Machine "Recovery"
Machines should be designed with consideration for when things go wrong. Now, let's pretend that you have an "appliance". It has an LCD screen, rather than a keyboard and monitor. If you're lucky, console on serial has been enabled. It has "no user servicable parts inside", and while it runs Linux underneath, it's primarily marketed at non-Linux gurus.
You're picking a filesystem to place on one of these "appliances". Do you choose a filesystem like ext2/ext3, which is used by practically every Linux system worldwide, has good stability, and excellent recovery tools? Or do you choose something else?
For these appliances, a different filesystem was used. This filesystem is a fast journaling filesystem, but it has some problems when things go wrong. It doesn't have a real fsck program, it just assumes that it's always good, all the time. So when there is a problem and corruption does occur for whatever reason, finding and repairing that can be difficult.
This brings me to my situation. There was corruption on the root filesystem. There was also a repair tool, on the root filesystem. The repair tool will not execute on a mounted filesystem, not even one mounted read-only.

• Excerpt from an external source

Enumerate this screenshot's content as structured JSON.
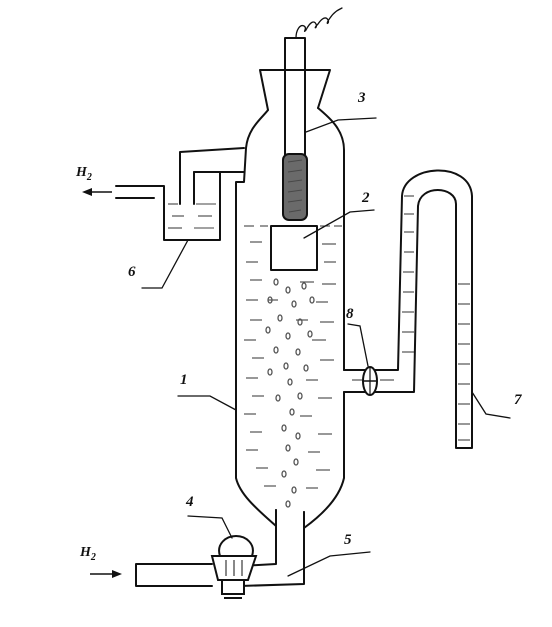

Normally this is fine, boot from external media and repair, but these appliances have no option to boot from external media. There's nowhere for that external media to go.
So, my options are to get a new copy of the filesystem tools (which can allegedly repair a read-only mounted filesystem), or to pull the disks (RAID-1) from the machine, get them mounted in another machine, get the tools on that, get them working properly as a RAID, repair the filesystem, and put them all back into the appliance that contains no user-servicable parts.
I decide to try the newer version of the tools.
Being a rather cautious person, I take an image of the root filesystem first, and ask the new tools what they would do with it. Well, they'd make some pretty big changes to the superblock that look very suspicious; then they'd tweak a few bitmaps here and there; and then they'd segfault.
Having your filesystem repair tool segfault on step two of seven in the repair process is not a way to fill your system administrator with confidence. It's very, very bad. Some people have nightmares where they're drowning, or speaking naked, or their house burns down. Sysadmins have nightmares that their filesystem tools segfault part-way through changing a filesystem.
Now the tools do say they could potentially segfault if run in no-write mode, since they can't repair the things which later parts of the tools expect to use, but my faith is still quite shaken. Okay, let's try the tools again on the image in write mode...
The tool walks through the image, makes a number of changes, and says all-done. I'm not convinced that relocating the entire superblock to a totally different location was a good idea, so I try to mount the file using a loopback device. No joy here, the kernel on these appliances can't handle a loopback image of more than 2Gb. Welcome to 32-bit limit land.
At this point I'm pretty much decided that running the repair on the real filesystem is a Bad Idea, but I decide to continue a few more tests on my image. I mean, it should contain a perfectly good filesystem now, right? So if I run the repair tools again, it should come up all clean? Wrong!
Running the repair tools again claims there are still errors (different ones, and much less) on the system. It also claims that they're fixed, but running it again reveals the same errors in the same places, right where I feel the superblock should be sitting.
Needless to say, I'm recommending that data and services me migrated off this appliance and the entire thing rebuilt/reinstalled from scratch.
I'm only glad that these machines looks like they're going to be retired before the end of the year, and replaced with new servers running ext2/3, with ports for a keyboard and monitor as well as a serial console, and the most blessed ability to boot into single-user mode.